Il s’agit d’une rencontre internationale majeure consacrée au fléau du Sida sur le continent africain. Elle est organisée par la Société Africaine Anti-Sida (SAA) avec l’appui du gouvernement du pays hôte, le Rwanda. La conférence est biennale et alternée entre les pays africains francophones et anglophones.

Le Rwanda a lancé depuis mars 2018, la phase préparatoire de l’ICASA 2019 qui devrait réunir au Kigali Convention Center, «plus de 10.000 participants, dont des représentants du gouvernement, des chercheurs et des représentants des secteurs universitaires et privés» et plus de 200 journalistes, a indiqué le Secrétaire d’Etat au ministère rwandais de la Santé, Patrick Ndimubanzi.

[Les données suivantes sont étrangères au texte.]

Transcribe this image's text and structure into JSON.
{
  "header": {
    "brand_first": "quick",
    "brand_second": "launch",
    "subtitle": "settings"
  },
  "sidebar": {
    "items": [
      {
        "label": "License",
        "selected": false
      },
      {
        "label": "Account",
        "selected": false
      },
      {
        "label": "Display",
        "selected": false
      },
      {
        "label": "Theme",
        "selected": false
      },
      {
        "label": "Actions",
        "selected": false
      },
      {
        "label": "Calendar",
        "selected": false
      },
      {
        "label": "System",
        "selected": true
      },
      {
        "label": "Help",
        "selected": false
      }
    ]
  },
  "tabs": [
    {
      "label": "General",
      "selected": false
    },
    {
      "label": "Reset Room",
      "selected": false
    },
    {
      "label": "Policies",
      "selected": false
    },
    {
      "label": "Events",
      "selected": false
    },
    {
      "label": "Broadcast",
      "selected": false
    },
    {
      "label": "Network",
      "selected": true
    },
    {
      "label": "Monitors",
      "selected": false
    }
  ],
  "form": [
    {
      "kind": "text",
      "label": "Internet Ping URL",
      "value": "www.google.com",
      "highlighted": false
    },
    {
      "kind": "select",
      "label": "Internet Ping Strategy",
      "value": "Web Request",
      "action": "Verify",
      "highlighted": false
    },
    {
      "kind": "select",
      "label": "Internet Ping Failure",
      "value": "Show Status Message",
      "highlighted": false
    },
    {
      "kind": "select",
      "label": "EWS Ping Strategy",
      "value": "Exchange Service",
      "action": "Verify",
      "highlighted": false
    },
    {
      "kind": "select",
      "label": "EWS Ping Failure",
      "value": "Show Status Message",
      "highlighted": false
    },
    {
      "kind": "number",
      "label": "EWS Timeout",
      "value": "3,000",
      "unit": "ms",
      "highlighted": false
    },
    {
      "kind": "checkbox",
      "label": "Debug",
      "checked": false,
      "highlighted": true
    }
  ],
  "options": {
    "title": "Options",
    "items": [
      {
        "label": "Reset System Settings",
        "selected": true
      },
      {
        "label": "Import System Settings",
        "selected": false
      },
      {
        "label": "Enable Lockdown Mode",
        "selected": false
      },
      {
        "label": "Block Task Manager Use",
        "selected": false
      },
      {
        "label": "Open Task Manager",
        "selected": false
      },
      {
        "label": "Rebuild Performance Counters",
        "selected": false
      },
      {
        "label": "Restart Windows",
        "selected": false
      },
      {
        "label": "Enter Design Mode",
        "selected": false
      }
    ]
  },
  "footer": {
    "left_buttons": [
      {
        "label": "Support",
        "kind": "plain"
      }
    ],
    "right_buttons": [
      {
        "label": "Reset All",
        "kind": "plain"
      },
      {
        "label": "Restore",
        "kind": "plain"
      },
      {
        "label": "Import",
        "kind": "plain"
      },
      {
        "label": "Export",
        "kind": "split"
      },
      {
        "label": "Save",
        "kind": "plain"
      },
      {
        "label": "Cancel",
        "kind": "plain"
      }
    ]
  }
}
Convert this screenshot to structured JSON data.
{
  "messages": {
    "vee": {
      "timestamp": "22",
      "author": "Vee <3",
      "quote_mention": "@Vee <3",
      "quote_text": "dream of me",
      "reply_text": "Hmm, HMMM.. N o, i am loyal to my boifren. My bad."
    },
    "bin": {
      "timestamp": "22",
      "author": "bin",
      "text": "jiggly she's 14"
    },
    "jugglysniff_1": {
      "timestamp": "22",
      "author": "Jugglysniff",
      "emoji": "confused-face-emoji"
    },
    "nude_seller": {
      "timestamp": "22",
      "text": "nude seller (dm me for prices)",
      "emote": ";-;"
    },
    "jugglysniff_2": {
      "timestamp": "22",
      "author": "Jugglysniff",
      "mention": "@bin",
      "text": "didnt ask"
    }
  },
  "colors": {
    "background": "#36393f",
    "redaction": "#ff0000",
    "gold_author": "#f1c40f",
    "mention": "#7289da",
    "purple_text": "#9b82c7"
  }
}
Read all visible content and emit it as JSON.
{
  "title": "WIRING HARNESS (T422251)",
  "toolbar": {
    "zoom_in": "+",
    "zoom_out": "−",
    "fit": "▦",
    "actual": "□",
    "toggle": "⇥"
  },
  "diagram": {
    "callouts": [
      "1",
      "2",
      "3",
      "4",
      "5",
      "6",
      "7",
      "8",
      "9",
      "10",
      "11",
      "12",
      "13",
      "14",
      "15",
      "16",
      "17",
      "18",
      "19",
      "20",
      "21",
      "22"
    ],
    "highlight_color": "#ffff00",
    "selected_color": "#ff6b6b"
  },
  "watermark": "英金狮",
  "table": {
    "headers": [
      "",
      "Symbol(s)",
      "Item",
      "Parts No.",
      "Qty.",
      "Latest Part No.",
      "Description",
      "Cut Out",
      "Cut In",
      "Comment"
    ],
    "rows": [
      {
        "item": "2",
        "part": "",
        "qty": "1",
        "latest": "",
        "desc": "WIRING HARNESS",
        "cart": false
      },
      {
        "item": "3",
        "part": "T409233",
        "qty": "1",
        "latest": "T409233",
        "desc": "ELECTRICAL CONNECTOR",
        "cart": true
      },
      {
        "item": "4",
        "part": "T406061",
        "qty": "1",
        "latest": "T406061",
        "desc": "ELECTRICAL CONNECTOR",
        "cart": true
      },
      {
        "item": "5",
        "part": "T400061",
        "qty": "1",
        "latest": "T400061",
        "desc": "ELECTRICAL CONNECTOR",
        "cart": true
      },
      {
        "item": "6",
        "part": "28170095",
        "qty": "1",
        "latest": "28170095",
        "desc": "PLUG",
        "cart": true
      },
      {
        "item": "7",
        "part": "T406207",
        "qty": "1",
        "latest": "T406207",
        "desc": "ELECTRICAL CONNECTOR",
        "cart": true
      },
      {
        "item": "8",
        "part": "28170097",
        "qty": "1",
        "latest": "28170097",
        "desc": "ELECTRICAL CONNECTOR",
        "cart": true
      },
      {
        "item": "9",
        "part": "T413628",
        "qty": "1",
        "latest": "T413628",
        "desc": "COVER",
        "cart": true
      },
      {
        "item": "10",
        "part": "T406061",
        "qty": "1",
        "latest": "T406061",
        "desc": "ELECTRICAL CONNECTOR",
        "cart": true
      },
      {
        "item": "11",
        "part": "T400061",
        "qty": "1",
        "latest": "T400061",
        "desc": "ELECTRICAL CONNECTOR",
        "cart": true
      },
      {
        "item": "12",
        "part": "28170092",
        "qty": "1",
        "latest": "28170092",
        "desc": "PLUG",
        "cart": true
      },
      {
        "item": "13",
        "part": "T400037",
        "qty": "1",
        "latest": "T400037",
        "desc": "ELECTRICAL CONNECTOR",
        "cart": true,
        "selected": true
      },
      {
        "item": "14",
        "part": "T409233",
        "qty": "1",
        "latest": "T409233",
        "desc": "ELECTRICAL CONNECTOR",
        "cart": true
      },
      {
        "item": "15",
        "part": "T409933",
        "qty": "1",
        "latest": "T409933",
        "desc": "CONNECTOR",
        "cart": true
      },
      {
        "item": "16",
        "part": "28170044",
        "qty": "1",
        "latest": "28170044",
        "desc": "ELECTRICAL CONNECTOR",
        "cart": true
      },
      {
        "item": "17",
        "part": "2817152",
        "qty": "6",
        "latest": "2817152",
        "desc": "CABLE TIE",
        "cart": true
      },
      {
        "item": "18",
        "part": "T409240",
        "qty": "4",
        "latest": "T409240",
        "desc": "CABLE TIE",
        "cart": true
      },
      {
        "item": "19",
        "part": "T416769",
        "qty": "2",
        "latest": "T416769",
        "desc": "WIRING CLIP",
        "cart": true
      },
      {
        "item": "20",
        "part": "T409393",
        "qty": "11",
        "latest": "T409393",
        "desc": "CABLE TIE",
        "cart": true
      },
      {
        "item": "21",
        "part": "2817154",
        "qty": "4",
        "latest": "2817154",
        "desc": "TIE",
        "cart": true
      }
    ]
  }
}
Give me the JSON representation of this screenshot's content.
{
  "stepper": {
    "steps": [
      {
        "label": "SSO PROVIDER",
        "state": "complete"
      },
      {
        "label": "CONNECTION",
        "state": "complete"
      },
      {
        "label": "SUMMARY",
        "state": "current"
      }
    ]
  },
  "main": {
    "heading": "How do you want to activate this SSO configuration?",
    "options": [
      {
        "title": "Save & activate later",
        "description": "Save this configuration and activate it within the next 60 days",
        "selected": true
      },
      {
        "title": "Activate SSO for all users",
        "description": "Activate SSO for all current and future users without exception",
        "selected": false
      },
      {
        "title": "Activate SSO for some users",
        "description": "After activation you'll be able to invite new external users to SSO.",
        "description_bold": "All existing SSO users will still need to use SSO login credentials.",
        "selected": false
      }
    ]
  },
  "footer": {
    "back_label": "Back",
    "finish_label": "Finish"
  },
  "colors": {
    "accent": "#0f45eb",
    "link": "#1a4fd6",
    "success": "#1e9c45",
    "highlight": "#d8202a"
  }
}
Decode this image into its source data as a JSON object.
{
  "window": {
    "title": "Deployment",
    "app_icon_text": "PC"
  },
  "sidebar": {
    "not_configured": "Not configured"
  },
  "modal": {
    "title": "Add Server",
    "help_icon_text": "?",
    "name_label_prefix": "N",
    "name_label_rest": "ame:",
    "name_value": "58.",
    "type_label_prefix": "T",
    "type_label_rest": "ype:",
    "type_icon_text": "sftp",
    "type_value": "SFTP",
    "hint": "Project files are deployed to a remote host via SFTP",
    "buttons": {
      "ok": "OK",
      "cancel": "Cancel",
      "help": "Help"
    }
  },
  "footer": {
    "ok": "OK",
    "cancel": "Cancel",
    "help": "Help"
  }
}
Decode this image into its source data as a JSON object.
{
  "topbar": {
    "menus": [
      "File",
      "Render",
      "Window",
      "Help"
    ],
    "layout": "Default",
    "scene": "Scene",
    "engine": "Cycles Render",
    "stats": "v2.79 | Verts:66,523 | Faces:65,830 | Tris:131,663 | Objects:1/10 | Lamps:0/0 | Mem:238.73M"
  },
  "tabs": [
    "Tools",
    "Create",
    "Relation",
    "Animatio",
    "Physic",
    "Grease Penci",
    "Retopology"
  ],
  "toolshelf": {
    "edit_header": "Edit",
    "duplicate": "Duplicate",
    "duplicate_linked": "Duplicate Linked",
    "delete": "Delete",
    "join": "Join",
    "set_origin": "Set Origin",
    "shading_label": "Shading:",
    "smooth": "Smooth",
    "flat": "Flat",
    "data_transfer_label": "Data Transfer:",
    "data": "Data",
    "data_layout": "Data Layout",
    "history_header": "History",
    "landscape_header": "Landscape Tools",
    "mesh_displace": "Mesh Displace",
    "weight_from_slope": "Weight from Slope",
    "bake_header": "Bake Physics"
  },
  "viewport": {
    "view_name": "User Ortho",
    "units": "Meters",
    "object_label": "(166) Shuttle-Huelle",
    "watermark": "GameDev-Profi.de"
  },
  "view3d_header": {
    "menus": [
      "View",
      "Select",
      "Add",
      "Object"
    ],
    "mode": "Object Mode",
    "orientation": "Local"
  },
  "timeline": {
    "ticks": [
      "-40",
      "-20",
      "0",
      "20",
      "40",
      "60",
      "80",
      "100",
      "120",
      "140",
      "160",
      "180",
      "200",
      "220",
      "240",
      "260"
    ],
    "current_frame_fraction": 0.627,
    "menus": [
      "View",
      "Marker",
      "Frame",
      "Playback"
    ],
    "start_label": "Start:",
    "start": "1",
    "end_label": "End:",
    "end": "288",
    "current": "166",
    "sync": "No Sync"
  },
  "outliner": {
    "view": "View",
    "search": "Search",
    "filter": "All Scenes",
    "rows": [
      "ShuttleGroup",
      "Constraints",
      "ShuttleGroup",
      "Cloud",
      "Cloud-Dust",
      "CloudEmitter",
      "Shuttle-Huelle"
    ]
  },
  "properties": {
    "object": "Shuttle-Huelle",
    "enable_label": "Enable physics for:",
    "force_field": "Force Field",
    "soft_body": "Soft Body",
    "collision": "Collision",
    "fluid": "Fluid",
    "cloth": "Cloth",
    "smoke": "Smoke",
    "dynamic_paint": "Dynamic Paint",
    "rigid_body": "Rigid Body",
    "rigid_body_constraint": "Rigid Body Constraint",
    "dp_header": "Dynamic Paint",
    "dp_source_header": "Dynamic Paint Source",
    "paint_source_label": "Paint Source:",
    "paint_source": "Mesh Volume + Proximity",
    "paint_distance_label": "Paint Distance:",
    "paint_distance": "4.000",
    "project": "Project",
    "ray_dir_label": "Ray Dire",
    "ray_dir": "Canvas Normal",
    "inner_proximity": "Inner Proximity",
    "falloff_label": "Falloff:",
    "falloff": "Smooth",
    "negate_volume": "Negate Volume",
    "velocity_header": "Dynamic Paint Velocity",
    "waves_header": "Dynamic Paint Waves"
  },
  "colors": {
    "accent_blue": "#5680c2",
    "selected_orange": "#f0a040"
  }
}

La conférence discutera des politiques à mettre en place et des stratégies qui seront utilisées par l’Afrique pour lutter contre la prévalence du VIH. Elle sera surtout l’occasion pour des chercheurs du monde entier de partager les dernières avancées scientifiques, d’apprendre de l’expertise des autres et d’élaborer des stratégies pour faire aboutir les efforts conjugués pour la prévention et le traitement du VIH/Sida d’ici 2030.

ICASA 2019 prendra aussi en compte les infections émergentes telles que l’hépatite et aussi l’Ebola qui affecte considérablement des régions en Africaines, apprend-t-on des promoteurs.

La SAA est fondée en 1989 par un groupe de scientifiques et activistes Africains. Elle est le résultat d’un plaidoyer formulé par des scientifiques Africains en 1988 demandant que la conférence ICASA soit désormais organisée par les Africains et sur le sol Africain. Une requête qui reçut le soutien du Docteur Peter Piot, à l’époque Directeur de l’Organisation Mondiale de la Santé.